A few tips for providing exercise corrections:
- Make sure you can see your participants well. Have them position their camera so it shows most of their body on the mat or equipment. It’s much more difficult to make good corrections when you can’t see their whole body
- Encourage them to wear fitted clothing. Seeing how a body moves through a computer is much easier when baggy shirts or pants aren’t in the way
- Mute all participants. Background noises can be distracting not only to other participants, but to the instructor as well
- Ensure your teaching area is clear, uncluttered, quiet and well lit. Participants should be able to see all of you in every position. While it’s fun to have pets and children appear uninvited, it’s also important to portray a professional environment
Q: It looks like virtual classes are here to stay. How can instructors continue to keep these fun, engaging and different to retain clients and help them achieve their fitness goals?
A: When teaching the same group for a protracted period of time, it’s important to keep the classes fun and engaging.
Here are some ideas:
- Have a theme or focus for the class: A fairly simple idea allows you to change the emphasis regularly, while still getting a well-rounded workout each time. Having an Arms Day, Abs Day or Back Day helps programming for each of the different areas of the body
- Incorporate props: Although not every client will have a full array of studio-quality props, there are always household items they can use as substitutes, such as water bottles or soup cans for hand weights, chairs or benches, pillows or bolsters to assist or provide challenge
- Add music: Creating a playlist can be a great way to add more excitement to the class, but there is one caveat — be aware of cueing in time with the music. If there’s a delay in either audio or video, the clients may not be on the same count as you. If participants are muted, suggest they turn on music of their choice to help motivate and energize them
Q: On the future of fitness, how do you think virtual fitness training will change or complement in-person training?
A: Virtual training has opened a world of opportunity for instructors and clients alike; however, I don’t think it will ever completely replace in-person training.

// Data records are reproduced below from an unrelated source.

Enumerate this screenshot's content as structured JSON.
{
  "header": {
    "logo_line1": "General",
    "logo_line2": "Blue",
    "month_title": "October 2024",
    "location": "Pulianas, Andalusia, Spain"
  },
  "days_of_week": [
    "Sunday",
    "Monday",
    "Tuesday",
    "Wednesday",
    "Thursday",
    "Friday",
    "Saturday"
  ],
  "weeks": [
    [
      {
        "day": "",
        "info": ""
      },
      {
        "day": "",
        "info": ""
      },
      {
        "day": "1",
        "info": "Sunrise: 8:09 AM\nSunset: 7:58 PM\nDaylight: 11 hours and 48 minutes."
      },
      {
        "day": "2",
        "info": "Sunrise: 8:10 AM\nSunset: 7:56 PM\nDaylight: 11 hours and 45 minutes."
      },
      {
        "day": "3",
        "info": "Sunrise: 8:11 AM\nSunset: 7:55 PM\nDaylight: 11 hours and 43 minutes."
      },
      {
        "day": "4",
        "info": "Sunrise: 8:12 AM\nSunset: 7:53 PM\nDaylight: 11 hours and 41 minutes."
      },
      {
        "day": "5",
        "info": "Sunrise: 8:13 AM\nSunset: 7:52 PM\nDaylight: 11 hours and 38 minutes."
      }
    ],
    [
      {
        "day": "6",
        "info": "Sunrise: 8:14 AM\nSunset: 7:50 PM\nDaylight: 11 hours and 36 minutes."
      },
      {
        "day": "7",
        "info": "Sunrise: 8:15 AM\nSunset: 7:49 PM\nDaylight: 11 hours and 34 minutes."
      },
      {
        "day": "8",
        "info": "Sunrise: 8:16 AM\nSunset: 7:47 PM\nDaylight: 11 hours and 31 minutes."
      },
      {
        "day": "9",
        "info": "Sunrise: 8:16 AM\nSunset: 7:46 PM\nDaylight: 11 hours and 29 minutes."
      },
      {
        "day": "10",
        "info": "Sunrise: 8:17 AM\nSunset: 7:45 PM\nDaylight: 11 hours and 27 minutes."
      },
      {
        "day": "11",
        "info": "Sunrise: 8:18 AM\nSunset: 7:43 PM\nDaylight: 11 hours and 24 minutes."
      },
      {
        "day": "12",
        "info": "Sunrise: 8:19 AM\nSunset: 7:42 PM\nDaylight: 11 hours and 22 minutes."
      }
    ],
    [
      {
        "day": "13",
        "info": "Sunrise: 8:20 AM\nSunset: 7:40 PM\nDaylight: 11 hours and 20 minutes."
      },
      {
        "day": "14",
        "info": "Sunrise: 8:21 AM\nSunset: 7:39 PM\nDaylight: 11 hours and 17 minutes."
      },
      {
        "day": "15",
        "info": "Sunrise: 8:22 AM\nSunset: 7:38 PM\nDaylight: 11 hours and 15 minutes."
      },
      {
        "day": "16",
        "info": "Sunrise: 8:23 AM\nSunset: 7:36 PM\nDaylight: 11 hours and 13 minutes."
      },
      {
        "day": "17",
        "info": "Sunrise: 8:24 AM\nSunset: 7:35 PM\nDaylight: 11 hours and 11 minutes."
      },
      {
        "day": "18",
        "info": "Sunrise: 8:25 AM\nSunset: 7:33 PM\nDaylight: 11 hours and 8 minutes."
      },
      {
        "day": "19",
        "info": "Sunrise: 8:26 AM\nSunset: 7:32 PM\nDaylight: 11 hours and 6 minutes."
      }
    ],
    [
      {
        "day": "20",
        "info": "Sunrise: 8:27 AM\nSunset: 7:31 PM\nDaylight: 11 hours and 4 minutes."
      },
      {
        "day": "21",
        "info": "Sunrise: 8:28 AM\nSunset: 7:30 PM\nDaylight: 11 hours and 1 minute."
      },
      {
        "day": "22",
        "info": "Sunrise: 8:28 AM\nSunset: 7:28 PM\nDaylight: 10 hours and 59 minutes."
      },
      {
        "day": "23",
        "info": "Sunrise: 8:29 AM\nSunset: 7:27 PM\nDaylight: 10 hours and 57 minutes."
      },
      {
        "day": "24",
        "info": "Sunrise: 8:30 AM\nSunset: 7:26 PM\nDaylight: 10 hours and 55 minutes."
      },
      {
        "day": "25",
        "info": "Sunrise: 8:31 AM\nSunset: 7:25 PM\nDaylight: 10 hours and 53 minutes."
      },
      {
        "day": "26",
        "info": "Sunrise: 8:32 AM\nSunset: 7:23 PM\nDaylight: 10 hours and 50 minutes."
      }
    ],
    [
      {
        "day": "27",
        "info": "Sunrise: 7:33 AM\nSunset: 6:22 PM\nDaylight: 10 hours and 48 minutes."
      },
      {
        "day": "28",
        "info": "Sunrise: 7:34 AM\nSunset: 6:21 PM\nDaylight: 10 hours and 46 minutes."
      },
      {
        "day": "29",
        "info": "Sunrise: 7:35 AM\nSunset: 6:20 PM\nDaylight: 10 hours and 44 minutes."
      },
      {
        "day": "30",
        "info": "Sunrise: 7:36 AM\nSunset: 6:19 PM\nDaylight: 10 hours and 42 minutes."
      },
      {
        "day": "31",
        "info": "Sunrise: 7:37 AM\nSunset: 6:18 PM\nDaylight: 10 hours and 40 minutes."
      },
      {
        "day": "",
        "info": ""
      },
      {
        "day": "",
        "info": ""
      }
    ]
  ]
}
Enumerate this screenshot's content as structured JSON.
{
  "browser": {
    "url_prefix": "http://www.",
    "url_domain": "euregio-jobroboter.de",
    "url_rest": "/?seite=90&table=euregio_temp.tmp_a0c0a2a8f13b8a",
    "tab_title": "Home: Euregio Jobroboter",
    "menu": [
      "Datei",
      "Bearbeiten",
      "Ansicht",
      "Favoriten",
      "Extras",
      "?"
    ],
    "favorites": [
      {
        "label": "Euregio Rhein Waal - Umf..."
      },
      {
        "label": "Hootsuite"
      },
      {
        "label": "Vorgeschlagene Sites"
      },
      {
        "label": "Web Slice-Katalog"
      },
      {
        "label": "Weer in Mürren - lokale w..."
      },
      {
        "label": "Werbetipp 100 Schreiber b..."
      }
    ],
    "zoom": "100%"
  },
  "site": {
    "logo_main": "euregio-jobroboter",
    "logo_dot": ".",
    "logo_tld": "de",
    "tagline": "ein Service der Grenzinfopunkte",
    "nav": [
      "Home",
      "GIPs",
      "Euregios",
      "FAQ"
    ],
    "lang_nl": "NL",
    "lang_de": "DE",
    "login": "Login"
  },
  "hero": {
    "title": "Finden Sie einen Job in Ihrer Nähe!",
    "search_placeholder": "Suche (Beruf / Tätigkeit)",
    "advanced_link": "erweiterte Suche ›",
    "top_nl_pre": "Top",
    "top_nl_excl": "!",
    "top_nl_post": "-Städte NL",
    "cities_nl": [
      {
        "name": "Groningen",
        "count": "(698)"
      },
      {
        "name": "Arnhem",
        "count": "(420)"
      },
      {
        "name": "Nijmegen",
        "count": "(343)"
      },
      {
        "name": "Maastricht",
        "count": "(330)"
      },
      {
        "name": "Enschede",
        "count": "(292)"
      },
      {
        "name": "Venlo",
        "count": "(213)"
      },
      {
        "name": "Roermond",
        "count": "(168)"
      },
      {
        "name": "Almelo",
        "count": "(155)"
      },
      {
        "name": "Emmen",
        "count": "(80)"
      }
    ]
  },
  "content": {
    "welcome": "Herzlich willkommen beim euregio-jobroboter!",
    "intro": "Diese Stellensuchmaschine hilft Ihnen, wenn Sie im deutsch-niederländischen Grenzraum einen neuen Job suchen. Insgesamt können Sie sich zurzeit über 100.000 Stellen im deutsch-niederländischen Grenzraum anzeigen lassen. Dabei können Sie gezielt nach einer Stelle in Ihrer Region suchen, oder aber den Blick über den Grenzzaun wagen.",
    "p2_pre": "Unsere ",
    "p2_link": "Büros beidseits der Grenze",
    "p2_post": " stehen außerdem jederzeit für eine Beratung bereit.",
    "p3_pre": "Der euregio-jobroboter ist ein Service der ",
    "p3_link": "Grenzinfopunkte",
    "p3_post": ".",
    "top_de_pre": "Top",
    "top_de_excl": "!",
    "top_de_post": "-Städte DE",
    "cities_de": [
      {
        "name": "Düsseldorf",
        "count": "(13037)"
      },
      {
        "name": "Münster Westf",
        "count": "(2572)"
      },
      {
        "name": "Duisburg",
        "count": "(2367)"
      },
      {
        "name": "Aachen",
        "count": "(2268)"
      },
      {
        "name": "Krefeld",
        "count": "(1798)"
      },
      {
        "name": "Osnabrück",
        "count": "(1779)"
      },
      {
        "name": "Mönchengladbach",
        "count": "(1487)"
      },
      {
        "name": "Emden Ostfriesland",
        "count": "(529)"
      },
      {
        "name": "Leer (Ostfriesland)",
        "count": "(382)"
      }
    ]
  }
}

Here are some ways virtual training benefits clients and instructors:
- Vacation or work travel: Clients often want to continue working out while on vacation or while traveling for work, but it’s not always possible to find a suitable trainer or class nearby. As long as they have internet, they can keep up with their regular instructor and fitness routine even if physically apart
- Snow days: Weather often gets in the way of in-person training sessions. Being able to connect virtually means Mother Nature won’t interrupt clients’ fitness routines
- Maintenance: In-person sessions can be the place to introduce new movements and make sure they have the correct form, technique and performance. Virtual classes done in between in-person sessions can be a guided review of the new material, making sure progress is maintained
Q: In your experience, what practices have worked best when teaching virtually and how have you evolved as an instructor?
A: I’ve always been an instructor who prefers to work one-on-one with clients. I prefer it over group training simply because I can provide them with one-on-one attention the whole time, helping them perfect a move and ensure they’re activating the muscles appropriately. While I recognize the benefits of being able to train my private clients online, especially when studios are closed, it’s harder to feel the energy of the client and to hear how they’re breathing.
From an Instructor Trainer point of view however, I LOVE the ability to teach continuing education online. I’m able to connect with a community of instructors all over the world that I may not have had the chance to work with otherwise. It’s one of my favorite things to help other instructors improve their craft. I’m hopeful that I will be able to continue teaching education online indefinitely.